Way back in January I blogged about the dilemma my husband and I faced as regards having a family - the crux of the matter was, I either went on the MS drugs or we started to have a family. At the time it seemed like a huge decision - on one hand I wanted to focus on getting myself better while on the other I knew we both wanted children.

Well, I’m pleased to report that the decision has well and truly been made .... I’m 17 weeks pregnant and it’s all going great!

I have suffered horribly from tiredness and morning sickness (that lasted all day!) but in the last two weeks that has started to get easier - now we’re just really excited about welcoming our baby to the world in November.

We always said that 2010 was going to be our year - and with our wedding and a baby on the way already it’s certainly looking as though that’s going to be the case.

Thursday, 3 June 2010

It's not always about me

Getting frustrated about things I cannot change is something I usually don’t indulge in. I’ve always had the attitude that what’s done is done so you’re better to face it head on than stress about the stuff you can’t fix.
My approach to my MS diagnosis has pretty much followed this path and it has stood me in good stead so far.
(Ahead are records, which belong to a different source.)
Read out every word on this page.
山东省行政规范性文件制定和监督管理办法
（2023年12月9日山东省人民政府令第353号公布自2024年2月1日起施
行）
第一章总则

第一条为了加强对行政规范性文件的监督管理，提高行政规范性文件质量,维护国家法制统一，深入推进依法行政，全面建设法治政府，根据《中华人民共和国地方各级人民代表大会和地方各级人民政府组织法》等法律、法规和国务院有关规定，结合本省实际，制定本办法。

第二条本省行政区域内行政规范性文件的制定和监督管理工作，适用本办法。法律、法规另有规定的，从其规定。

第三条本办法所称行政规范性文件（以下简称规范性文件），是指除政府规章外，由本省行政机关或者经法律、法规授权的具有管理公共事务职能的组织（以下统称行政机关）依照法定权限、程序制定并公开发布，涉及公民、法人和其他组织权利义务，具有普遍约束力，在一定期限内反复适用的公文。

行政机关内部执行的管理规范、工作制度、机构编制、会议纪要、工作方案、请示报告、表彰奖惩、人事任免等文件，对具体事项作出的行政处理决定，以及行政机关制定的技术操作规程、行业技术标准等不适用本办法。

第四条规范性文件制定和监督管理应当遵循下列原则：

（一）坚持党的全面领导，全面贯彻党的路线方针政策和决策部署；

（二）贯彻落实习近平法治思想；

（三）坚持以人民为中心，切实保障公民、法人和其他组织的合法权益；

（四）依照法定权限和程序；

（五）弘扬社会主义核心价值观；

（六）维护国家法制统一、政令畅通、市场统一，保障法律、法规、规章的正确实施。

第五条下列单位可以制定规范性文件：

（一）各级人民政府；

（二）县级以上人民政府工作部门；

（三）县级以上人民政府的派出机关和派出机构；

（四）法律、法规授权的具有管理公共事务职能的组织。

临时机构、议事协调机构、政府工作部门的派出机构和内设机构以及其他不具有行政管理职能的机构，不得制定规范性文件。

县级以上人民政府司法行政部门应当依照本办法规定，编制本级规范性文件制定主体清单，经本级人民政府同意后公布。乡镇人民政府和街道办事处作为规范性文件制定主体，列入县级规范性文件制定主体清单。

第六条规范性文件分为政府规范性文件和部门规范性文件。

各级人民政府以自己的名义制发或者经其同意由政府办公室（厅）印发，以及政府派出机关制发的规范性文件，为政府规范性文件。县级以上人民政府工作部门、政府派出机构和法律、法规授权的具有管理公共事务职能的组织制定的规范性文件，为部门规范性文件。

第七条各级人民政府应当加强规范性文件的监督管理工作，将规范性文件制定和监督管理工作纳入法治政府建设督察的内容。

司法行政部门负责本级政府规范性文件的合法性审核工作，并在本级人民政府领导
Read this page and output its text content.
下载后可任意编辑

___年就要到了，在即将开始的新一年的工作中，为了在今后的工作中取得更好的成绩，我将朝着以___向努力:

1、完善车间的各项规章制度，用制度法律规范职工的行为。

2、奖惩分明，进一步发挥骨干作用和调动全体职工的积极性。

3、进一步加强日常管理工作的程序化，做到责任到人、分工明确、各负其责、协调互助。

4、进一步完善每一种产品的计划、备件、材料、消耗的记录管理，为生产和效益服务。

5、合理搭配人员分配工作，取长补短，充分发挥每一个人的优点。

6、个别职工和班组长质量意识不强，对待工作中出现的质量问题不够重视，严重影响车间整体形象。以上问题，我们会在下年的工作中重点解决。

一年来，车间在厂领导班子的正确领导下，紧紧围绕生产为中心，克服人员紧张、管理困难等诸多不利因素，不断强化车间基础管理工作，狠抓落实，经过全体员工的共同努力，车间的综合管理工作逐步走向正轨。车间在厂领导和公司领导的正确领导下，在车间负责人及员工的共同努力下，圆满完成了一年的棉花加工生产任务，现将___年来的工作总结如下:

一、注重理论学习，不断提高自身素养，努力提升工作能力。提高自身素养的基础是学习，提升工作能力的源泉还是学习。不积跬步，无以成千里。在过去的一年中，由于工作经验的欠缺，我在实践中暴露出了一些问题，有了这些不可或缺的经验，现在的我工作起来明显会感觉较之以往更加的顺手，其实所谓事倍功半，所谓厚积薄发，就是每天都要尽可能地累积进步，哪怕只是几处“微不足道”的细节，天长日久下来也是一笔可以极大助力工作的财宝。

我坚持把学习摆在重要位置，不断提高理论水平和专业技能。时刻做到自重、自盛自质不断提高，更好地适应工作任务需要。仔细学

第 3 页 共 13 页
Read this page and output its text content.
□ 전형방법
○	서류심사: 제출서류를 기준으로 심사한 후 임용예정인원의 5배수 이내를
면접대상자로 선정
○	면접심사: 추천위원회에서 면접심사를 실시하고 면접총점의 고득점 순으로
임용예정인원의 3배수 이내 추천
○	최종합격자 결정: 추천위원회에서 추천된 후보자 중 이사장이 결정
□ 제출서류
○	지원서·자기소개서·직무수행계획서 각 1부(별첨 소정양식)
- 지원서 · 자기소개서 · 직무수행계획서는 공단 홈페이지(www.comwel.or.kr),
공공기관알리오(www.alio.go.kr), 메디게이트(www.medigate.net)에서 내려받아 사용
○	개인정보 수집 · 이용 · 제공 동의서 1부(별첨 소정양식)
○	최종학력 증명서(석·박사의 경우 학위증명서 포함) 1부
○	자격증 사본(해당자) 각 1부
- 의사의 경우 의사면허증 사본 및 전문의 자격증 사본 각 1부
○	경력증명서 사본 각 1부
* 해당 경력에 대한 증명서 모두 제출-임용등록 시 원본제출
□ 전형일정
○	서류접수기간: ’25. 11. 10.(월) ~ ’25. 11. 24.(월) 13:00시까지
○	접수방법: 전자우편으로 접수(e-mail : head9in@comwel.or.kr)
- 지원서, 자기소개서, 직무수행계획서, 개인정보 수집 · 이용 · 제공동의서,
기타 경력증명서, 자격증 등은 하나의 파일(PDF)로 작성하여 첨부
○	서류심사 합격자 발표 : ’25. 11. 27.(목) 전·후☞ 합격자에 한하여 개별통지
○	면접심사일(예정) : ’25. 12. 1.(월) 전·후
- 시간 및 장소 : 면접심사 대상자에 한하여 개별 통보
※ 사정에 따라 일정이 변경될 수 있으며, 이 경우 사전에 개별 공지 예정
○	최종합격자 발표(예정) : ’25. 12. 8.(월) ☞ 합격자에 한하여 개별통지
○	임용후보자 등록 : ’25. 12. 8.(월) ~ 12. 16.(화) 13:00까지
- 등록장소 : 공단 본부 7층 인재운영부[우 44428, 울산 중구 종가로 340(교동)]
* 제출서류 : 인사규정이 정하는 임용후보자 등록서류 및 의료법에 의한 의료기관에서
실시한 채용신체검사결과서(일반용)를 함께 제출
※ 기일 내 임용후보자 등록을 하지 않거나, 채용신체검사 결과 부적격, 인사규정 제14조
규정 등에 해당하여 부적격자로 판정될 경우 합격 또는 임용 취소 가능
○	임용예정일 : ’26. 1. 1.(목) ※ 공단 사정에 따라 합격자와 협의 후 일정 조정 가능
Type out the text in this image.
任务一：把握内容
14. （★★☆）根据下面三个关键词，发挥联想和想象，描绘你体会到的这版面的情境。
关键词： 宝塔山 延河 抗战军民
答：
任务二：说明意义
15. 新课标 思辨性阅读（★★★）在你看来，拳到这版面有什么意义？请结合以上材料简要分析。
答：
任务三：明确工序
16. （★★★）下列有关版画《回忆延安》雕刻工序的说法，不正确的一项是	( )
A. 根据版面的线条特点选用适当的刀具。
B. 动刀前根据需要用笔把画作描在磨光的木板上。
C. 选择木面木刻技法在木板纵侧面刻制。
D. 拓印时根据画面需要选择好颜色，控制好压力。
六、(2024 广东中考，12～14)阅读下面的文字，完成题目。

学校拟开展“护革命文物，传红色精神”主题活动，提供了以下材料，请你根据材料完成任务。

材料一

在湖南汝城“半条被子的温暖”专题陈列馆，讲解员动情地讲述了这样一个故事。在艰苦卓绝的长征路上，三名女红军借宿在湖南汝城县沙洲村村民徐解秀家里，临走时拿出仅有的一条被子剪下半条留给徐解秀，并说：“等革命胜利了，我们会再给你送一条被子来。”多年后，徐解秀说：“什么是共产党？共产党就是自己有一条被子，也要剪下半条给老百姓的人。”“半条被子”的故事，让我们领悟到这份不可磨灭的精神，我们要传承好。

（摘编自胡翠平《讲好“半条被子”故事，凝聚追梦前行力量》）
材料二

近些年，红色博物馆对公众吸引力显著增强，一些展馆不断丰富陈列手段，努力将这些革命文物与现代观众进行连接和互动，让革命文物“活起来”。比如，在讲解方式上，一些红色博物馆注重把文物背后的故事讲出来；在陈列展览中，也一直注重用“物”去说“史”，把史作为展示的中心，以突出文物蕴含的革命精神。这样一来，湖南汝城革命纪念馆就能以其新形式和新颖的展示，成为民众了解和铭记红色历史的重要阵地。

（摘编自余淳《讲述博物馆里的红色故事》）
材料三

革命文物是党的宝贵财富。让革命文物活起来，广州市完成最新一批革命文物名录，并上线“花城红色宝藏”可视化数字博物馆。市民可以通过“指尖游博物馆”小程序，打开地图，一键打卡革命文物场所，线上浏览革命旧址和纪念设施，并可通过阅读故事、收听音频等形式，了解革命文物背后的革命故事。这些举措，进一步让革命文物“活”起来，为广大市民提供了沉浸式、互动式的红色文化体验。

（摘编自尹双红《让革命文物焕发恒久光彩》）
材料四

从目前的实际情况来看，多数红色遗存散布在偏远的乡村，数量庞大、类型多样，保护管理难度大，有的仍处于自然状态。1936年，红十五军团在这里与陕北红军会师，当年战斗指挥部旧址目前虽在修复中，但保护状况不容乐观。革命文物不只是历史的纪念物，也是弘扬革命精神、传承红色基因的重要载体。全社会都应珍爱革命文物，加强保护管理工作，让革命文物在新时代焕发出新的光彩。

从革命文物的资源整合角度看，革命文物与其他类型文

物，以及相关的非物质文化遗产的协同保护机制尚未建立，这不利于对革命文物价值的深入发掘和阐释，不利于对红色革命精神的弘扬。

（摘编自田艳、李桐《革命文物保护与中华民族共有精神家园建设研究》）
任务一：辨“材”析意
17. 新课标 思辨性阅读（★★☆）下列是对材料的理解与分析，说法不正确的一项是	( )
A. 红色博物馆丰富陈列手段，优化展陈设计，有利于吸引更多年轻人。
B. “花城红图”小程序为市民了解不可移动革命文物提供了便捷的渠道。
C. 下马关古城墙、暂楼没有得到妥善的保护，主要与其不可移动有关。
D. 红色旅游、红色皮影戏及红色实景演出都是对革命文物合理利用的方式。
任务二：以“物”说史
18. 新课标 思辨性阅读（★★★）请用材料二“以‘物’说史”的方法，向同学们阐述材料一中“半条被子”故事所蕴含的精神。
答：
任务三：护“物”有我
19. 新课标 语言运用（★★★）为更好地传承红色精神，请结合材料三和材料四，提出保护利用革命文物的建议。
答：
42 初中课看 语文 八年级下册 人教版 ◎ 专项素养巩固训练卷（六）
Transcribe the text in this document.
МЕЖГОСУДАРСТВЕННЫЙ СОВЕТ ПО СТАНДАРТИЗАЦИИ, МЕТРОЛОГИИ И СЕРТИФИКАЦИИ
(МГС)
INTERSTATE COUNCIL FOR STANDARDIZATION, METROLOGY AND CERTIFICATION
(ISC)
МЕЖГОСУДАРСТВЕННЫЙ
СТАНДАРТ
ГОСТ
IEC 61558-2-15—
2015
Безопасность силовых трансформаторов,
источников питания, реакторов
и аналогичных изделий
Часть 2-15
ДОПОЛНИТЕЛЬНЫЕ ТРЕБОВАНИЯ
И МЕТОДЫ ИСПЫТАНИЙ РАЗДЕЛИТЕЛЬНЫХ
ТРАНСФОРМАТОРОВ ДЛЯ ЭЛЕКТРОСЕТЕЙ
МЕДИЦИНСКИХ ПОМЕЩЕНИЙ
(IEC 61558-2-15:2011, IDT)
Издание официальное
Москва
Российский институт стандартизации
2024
However, there is one aspect about having MS that frustrates greatly - and it’s something I will never be able to change. And that’s the impact my illness has on those around me.
This hit me hardest when first diagnosed. While I was striding forward, convincing everyone in my wake that this really wasn’t the worst thing to happen, I watched my husband and parents struggle to come to terms with it all.

Looking at things from their perspective I would probably be the same. After all, when someone you love is hurt, whether that be a cut on the knee or a life changing diagnosis, you want to kiss it better.
But they must look at me and I think, ‘What can I do to help?’.
In truth, despite not having a magic wand to make me better overnight, they have helped massively, in all sorts of ways.

My mum helps with practical stuff like the ironing and she has this unbelievable gift of coming into my home like a whirlwind and somehow leaving 60 minutes later with a clean house left in her wake - genius!

My dad just keeps the jokes coming ... and then, every so often, we have a heart to heart where I get to off-load lots of stuff I’ve been thinking and/or feeling and I feel miles better.

And then there’s my darling husband who worries like mad and takes the brunt of any mad mood I may indulge in. He has held me tight while I’ve sobbed (which I might add happens so rarely I think he’s sort of glad I’m actually having a cry so I’m not trying to be superwoman all the time!) and told me very patiently that no matter what the road ahead brings, we will face it together.